I believe I twote it right before or after I read this post but: “Sometimes, I feel like I open Tweetdeck & I get eHarmony or match.com and not Twitter…”
People go ham with extra lettuce for the e-buns.
Seriously this might be your best post of all time
and due to the fact that only Streetz and Twism commented, I think its fair to say people caught feelings.
Congrads to SBM fam on the blog wins over the weekend, y’all got robbed on best group blog.
I see something/someone I like… I say something about it/her…
As an currently unattractive/beta male with little credentials… If you are going to get some nani, you have to pursue…
Women (& men on the sidelines) will always complain when you are doing it wrong… They can be very self-absorbed & myopic
I don’t knock the criticism, but the only way to succeed at life is to fuck up. & fuck up alot…
Now as far as how I go about life in these eStreets (& in real life)… The first thing that comes to mind, I say it… If it gets me somewhere with said woman, then fine, if not, she’ll regret it later…
“The truth is the easiest thing to remember…”
“It is not the critic who counts, not the man who points out how the strong man stumbles, or where the doer of deeds could have done them better. The credit belongs to the man in the arena, whose face is marred by dust and sweat and blood, who strives valiantly… Who knows the great devotions, who spends himself in a worthy cause, who at best knows in the end the triumph of high achievement, and who at worst, if he fails, at least fails while daring greatly, so that his place shall never be those cold & timid souls who have known neither victory nor defeat.”
Teddy Roosevelt
P.S. Approaching women is something I get real defensive about because men who get consistent beats & women overall can’t relate and/or are unsympathethic and/or don’t care about the masses of men who are beta/effeminized who struggle with getting women * and are adjusting to want women really respond to…
So, when a man make an effort, (he is not trying to rape, stalk, harass the women after she has said no) he should be encouraged, not discouraged…
And of course women will get mad at men the way they approach, but will be the same women complaining about not having a man… Women… fuck you… There is no good reason why most of you can’t get what you want from men… We have danced this dance before…
You gotta just let men find their own way… and help them along if they ask for your counsel…
I am RSSing now…
i dont disagree Adonis. You gotta get in when you fit in. But that doesn’t mean you have to sell your integrity when doing hollering and SIMP every chick. No need to throw Hail Mary’s every down starting from the first quarter.
Good point… & Noted
For me, I stop caring about how I come across, cause for the average women who I meet everyday is just practice for the bombshells I fantasize about…
I don’t think Western women want to live in a world where men rarely approach, because it is discouraged by them…
Women are getting the men they say they loathe…
I haven’t read the comments yet…
But until women start hollering at men in mass numbers… I can’t take any criticisms seriously…

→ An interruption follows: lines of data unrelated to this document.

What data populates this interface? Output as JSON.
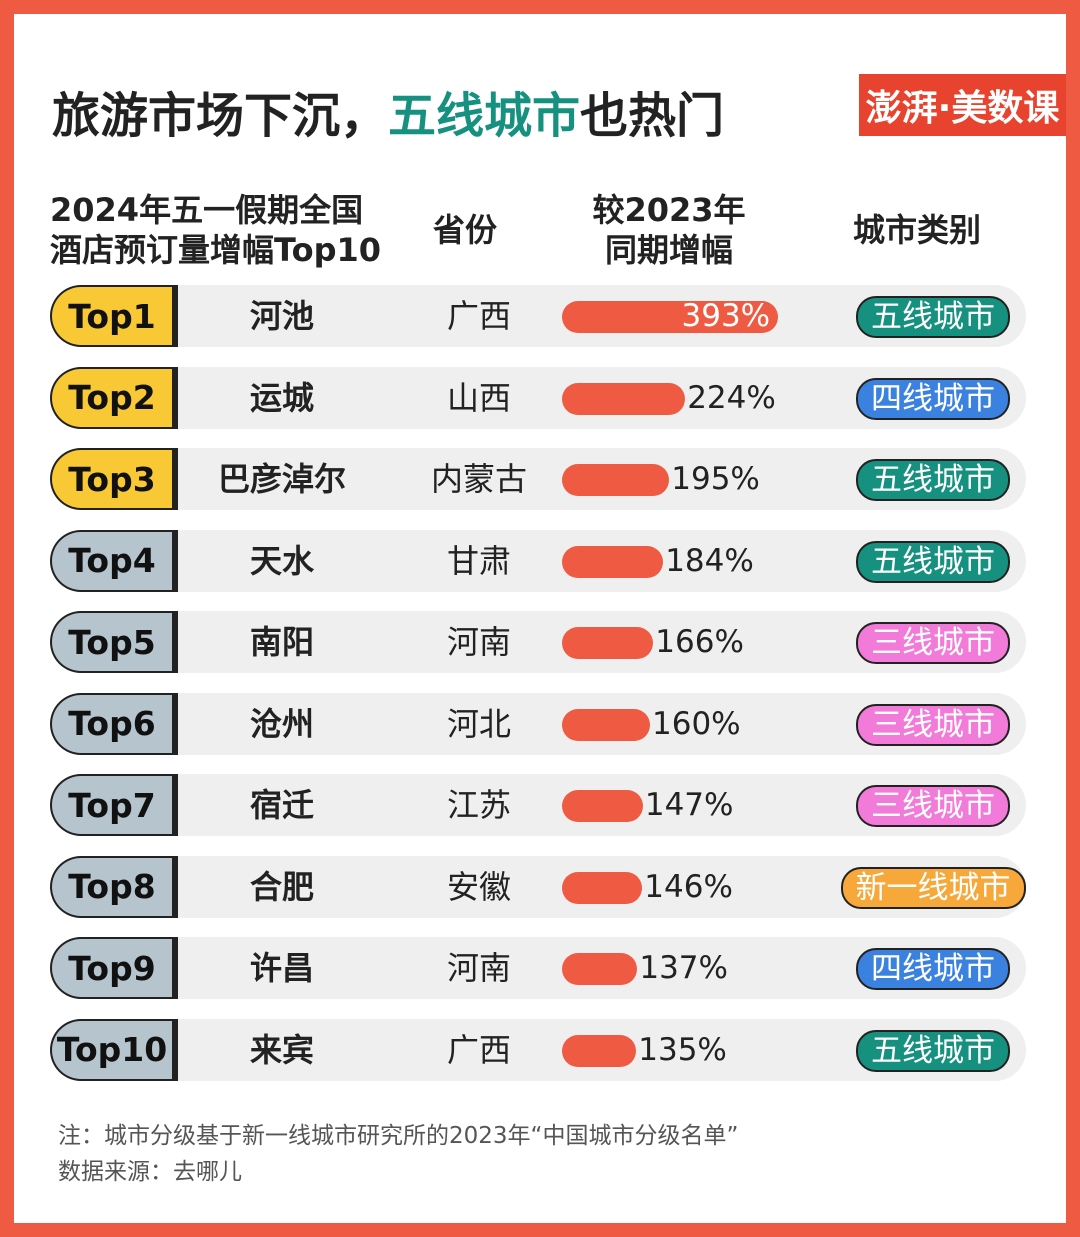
{
  "chart_data": {
    "type": "table-bar",
    "title": [
      "旅游市场下沉，",
      "五线城市",
      "也热门"
    ],
    "logo": "澎湃·美数课",
    "headers": [
      "2024年五一假期全国\n酒店预订量增幅Top10",
      "省份",
      "较2023年\n同期增幅",
      "城市类别"
    ],
    "categories": [
      "Top1",
      "Top2",
      "Top3",
      "Top4",
      "Top5",
      "Top6",
      "Top7",
      "Top8",
      "Top9",
      "Top10"
    ],
    "cities": [
      "河池",
      "运城",
      "巴彦淖尔",
      "天水",
      "南阳",
      "沧州",
      "宿迁",
      "合肥",
      "许昌",
      "来宾"
    ],
    "provinces": [
      "广西",
      "山西",
      "内蒙古",
      "甘肃",
      "河南",
      "河北",
      "江苏",
      "安徽",
      "河南",
      "广西"
    ],
    "values": [
      393,
      224,
      195,
      184,
      166,
      160,
      147,
      146,
      137,
      135
    ],
    "value_labels": [
      "393%",
      "224%",
      "195%",
      "184%",
      "166%",
      "160%",
      "147%",
      "146%",
      "137%",
      "135%"
    ],
    "color": "#ef5a43",
    "tiers": [
      "五线城市",
      "四线城市",
      "五线城市",
      "五线城市",
      "三线城市",
      "三线城市",
      "三线城市",
      "新一线城市",
      "四线城市",
      "五线城市"
    ],
    "tier_colors": {
      "五线城市": "#16907f",
      "四线城市": "#3b82e0",
      "三线城市": "#f27ad8",
      "新一线城市": "#f6a83a"
    },
    "badge_colors": [
      "#f8c935",
      "#f8c935",
      "#f8c935",
      "#b5c4cd",
      "#b5c4cd",
      "#b5c4cd",
      "#b5c4cd",
      "#b5c4cd",
      "#b5c4cd",
      "#b5c4cd"
    ],
    "notes": [
      "注：城市分级基于新一线城市研究所的2023年“中国城市分级名单”",
      "数据来源：去哪儿"
    ]
  }
}
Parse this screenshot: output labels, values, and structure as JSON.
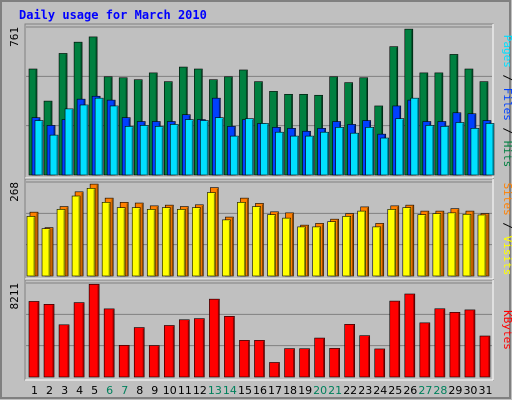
{
  "colors": {
    "background": "#c0c0c0",
    "frame_dark": "#808080",
    "frame_light": "#ffffff",
    "title": "#0000ff",
    "grid": "#808080",
    "hits": "#008040",
    "files": "#0040ff",
    "pages": "#00e0ff",
    "visits": "#ffff00",
    "sites": "#ff8000",
    "kbytes": "#ff0000",
    "weekday": "#000000",
    "weekend": "#00805c"
  },
  "chart_data": {
    "type": "bar",
    "title": "Daily usage for March 2010",
    "categories": [
      "1",
      "2",
      "3",
      "4",
      "5",
      "6",
      "7",
      "8",
      "9",
      "10",
      "11",
      "12",
      "13",
      "14",
      "15",
      "16",
      "17",
      "18",
      "19",
      "20",
      "21",
      "22",
      "23",
      "24",
      "25",
      "26",
      "27",
      "28",
      "29",
      "30",
      "31"
    ],
    "weekend_days": [
      "6",
      "7",
      "13",
      "14",
      "20",
      "21",
      "27",
      "28"
    ],
    "panels": [
      {
        "name": "hits-files-pages",
        "ymax_label": "761",
        "ymax": 761,
        "axis_label": {
          "hits": "Hits",
          "sep1": " / ",
          "files": "Files",
          "sep2": " / ",
          "pages": "Pages"
        },
        "series": [
          {
            "name": "Hits",
            "color_key": "hits",
            "values": [
              545,
              380,
              625,
              683,
              710,
              505,
              500,
              490,
              525,
              480,
              555,
              545,
              490,
              505,
              540,
              480,
              430,
              415,
              415,
              410,
              505,
              475,
              500,
              355,
              660,
              750,
              525,
              525,
              620,
              545,
              480
            ]
          },
          {
            "name": "Files",
            "color_key": "files",
            "values": [
              295,
              255,
              285,
              390,
              405,
              385,
              295,
              275,
              275,
              275,
              310,
              285,
              395,
              250,
              285,
              265,
              245,
              240,
              225,
              240,
              275,
              260,
              280,
              210,
              355,
              385,
              275,
              275,
              320,
              315,
              280
            ]
          },
          {
            "name": "Pages",
            "color_key": "pages",
            "values": [
              280,
              205,
              340,
              360,
              395,
              355,
              250,
              255,
              250,
              260,
              285,
              280,
              295,
              200,
              290,
              265,
              220,
              200,
              200,
              220,
              245,
              215,
              245,
              190,
              290,
              395,
              255,
              250,
              270,
              240,
              265
            ]
          }
        ]
      },
      {
        "name": "visits-sites",
        "ymax_label": "268",
        "ymax": 268,
        "axis_label": {
          "sites": "Sites",
          "sep": " / ",
          "visits": "Visits"
        },
        "series": [
          {
            "name": "Sites",
            "color_key": "sites",
            "values": [
              182,
              138,
              198,
              240,
              262,
              222,
              210,
              208,
              200,
              202,
              198,
              203,
              252,
              168,
              222,
              207,
              183,
              180,
              145,
              150,
              162,
              178,
              197,
              150,
              200,
              202,
              185,
              185,
              192,
              185,
              178
            ]
          },
          {
            "name": "Visits",
            "color_key": "visits",
            "values": [
              170,
              135,
              190,
              228,
              250,
              210,
              195,
              195,
              190,
              195,
              190,
              195,
              238,
              160,
              210,
              198,
              175,
              165,
              140,
              140,
              155,
              170,
              185,
              140,
              190,
              195,
              175,
              178,
              180,
              176,
              174
            ]
          }
        ]
      },
      {
        "name": "kbytes",
        "ymax_label": "8211",
        "ymax": 8211,
        "axis_label": {
          "kbytes": "KBytes"
        },
        "series": [
          {
            "name": "KBytes",
            "color_key": "kbytes",
            "values": [
              6600,
              6350,
              4560,
              6500,
              8100,
              5950,
              2770,
              4320,
              2750,
              4500,
              5000,
              5100,
              6800,
              5300,
              3200,
              3200,
              1270,
              2480,
              2470,
              3400,
              2500,
              4600,
              3610,
              2450,
              6630,
              7250,
              4730,
              5960,
              5650,
              5860,
              3580
            ]
          }
        ]
      }
    ]
  }
}
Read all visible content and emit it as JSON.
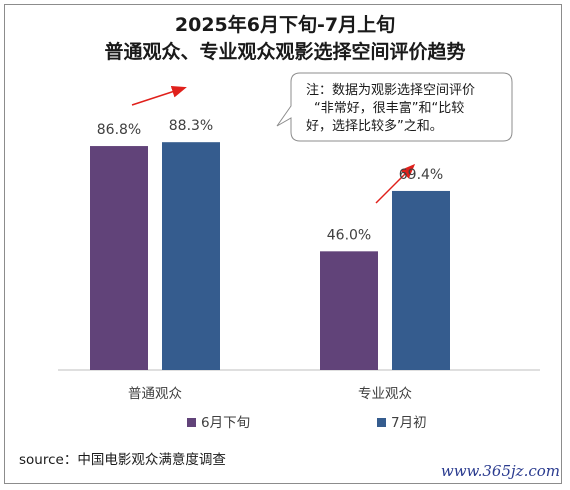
{
  "title_line1": "2025年6月下旬-7月上旬",
  "title_line2": "普通观众、专业观众观影选择空间评价趋势",
  "note_lines": [
    "注：数据为观影选择空间评价",
    "“非常好，很丰富”和“比较",
    "好，选择比较多”之和。"
  ],
  "source": "source：中国电影观众满意度调查",
  "watermark": "www.365jz.com",
  "colors": {
    "series1": "#614379",
    "series2": "#355c8e",
    "arrow": "#e0201b"
  },
  "chart_data": {
    "type": "bar",
    "categories": [
      "普通观众",
      "专业观众"
    ],
    "series": [
      {
        "name": "6月下旬",
        "values": [
          86.8,
          46.0
        ]
      },
      {
        "name": "7月初",
        "values": [
          88.3,
          69.4
        ]
      }
    ],
    "value_labels": [
      [
        "86.8%",
        "46.0%"
      ],
      [
        "88.3%",
        "69.4%"
      ]
    ],
    "ylim": [
      0,
      100
    ],
    "grid": false,
    "legend": "bottom"
  }
}
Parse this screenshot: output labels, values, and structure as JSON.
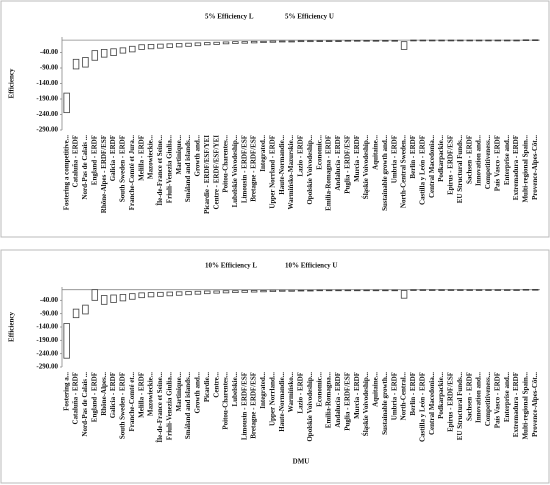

Most women don’t know or have what it takes to approach the men they like…
But yet, want to judge men for doing what they supposed to be doing…
MAN!! I thought it was just me. and it is so sad but whats even worst is the chicks thats falling for it.
I had to flatfoot roast. (yeah, im southern) my sister in law the other day. she comments on my facebook status, some thirsty dude from jr high comments, next thing I know there is awhole wall to wall on her page with him!!!
meanwhile there is another chick posting prayers on his page about how blessed their relationship is!!
But twitter is worse. I mean ninjas is really just dm-ing picks of peens and random wack a.s.s poetry. and shyt Fool. get it together.
It makes me wonder what the hell im giving off? Thats why I only communicate with a chosen few. I only frequent a few blogs and comment on even fewer. I also dont @random peeps..I have learned my lesson!